Acaba de presentar su dimisión. No siente ni arrepentimiento ni alivio. Sólo una sensación de vacío.
Mathilde se mantiene alejada, observa a la gente, la fatiga en sus rostros, ese aspecto contrariado, esa amargura en sus labios. El FOVA ha sido suprimido, va a tener que esperar. Le parece compartir con ellos algo que otros ignoran. Casi todas las tardes, hombro con hombro, esperan trenes con nombres absurdos. Y sin embargo eso no les une, no crea ningún lazo entre ellos.
Mathilde saca la tarjeta que el hombre le ha entregado hace un rato. Se llama Sylvain Bourdin. Es comercial. Trabaja para la compañía Pest-Control. Bajo el logo, en cursiva, se precisa la misión de la empresa: Erradicación de animales dañinos: cucarachas, polillas, ratones, ratas, palomas. Desinsectación, desinfección.

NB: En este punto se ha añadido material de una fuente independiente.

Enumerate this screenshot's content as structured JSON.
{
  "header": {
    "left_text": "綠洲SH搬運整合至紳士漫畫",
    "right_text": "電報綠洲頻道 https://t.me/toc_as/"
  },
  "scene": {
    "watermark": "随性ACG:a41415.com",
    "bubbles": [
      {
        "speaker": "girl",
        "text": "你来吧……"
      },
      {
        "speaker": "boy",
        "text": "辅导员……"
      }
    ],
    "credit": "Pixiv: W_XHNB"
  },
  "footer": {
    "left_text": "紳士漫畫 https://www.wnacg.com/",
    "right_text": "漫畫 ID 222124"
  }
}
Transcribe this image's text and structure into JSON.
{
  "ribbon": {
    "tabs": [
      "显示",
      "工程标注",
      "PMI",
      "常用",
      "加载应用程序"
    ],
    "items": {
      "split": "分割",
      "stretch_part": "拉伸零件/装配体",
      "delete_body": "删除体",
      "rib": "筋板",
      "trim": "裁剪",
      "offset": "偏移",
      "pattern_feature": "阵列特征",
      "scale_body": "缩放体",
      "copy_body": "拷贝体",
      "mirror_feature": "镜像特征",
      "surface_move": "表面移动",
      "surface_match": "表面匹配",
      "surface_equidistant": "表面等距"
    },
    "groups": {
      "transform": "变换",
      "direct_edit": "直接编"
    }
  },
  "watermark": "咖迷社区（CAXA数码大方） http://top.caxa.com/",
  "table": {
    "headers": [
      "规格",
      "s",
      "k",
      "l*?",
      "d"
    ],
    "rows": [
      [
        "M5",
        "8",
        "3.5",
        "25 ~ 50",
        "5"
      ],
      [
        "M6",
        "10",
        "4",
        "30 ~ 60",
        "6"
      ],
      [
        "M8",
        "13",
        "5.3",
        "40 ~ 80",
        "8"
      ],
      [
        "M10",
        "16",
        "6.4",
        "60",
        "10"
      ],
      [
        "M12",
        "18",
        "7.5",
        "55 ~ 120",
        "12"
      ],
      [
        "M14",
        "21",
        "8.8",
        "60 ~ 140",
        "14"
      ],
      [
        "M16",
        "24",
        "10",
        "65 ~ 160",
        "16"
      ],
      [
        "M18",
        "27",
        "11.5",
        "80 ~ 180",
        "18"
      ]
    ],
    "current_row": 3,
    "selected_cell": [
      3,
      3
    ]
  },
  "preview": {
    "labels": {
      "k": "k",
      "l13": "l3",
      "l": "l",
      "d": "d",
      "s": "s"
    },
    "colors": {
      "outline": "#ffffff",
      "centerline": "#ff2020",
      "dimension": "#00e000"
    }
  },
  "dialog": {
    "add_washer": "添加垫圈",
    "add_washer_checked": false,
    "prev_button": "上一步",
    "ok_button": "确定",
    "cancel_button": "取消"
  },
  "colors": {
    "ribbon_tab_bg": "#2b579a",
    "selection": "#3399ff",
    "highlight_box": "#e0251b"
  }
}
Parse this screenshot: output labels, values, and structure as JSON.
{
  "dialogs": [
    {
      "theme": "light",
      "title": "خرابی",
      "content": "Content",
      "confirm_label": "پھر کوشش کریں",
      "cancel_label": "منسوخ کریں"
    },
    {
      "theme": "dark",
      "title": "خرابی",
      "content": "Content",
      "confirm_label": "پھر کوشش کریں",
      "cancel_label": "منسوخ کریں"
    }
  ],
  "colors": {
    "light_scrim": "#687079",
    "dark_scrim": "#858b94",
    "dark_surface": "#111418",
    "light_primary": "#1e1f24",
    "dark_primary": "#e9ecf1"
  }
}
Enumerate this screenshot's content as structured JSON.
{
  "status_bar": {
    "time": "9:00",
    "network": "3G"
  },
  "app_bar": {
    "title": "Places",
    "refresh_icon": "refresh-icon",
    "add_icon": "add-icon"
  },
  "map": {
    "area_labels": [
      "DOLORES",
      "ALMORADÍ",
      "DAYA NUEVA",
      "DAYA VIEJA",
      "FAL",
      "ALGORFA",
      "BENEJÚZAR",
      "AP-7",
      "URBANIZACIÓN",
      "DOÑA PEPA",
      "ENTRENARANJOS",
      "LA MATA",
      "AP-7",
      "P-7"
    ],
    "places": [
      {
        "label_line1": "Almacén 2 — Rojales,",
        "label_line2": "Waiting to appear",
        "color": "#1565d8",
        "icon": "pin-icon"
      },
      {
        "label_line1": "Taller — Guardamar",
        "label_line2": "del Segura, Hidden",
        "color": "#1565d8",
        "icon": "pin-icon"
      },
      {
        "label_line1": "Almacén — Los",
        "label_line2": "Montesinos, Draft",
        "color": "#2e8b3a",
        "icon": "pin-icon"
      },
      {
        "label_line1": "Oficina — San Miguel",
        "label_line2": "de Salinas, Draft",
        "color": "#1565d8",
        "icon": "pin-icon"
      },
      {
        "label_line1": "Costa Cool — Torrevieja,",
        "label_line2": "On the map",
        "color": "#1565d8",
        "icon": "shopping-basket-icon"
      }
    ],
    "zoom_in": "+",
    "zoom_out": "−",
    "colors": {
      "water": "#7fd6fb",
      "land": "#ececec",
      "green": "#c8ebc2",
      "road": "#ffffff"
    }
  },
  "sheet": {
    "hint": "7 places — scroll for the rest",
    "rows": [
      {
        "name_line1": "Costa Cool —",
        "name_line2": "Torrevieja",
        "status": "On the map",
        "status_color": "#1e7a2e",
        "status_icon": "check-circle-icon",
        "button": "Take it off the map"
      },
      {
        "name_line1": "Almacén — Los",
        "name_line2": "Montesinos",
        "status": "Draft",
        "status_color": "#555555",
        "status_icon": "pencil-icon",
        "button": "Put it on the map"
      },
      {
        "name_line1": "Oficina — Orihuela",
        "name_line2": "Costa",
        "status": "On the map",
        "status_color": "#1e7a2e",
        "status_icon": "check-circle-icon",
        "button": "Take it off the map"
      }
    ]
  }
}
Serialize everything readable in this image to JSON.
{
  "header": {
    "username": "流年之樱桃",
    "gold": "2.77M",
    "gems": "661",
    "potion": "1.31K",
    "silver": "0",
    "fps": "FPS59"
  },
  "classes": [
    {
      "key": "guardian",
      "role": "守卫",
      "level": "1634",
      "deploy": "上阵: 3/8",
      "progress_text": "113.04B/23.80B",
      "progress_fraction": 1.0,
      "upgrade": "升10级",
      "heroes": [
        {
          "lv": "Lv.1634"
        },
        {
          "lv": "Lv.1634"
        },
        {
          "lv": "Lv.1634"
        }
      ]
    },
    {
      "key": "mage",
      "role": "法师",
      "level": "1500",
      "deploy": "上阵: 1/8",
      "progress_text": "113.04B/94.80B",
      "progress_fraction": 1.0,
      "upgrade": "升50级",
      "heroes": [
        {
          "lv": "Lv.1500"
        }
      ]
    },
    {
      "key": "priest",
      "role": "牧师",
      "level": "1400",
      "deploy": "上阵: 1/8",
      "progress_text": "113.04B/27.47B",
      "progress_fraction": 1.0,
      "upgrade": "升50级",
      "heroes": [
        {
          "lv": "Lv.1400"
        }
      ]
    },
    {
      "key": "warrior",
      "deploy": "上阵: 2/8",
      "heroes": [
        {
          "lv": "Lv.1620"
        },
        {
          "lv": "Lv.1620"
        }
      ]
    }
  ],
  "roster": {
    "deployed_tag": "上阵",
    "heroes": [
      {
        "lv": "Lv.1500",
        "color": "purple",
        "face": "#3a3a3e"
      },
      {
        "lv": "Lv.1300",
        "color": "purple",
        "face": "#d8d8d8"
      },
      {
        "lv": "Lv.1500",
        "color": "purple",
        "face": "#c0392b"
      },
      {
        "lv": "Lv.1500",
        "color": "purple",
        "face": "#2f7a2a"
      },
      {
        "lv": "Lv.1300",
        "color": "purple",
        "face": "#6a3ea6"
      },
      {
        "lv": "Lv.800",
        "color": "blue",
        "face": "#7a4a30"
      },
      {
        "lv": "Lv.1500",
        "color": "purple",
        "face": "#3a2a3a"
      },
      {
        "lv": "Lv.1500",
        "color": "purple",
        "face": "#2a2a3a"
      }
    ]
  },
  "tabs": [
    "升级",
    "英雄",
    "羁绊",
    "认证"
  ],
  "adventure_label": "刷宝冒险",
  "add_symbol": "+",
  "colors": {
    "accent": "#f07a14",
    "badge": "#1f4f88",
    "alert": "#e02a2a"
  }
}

Mathilde siente la risa en el interior de su vientre, como una onda. Se extingue inmediatamente. Si no estuviese tan cansada, se echaría a reír, reiría a mandíbula batiente. El hombre del 20 de mayo es un exterminador profesional que erradica bichos indeseables.
No le ha reconocido, ha pasado a su lado, ha rechazado tomar una copa, no se ha detenido.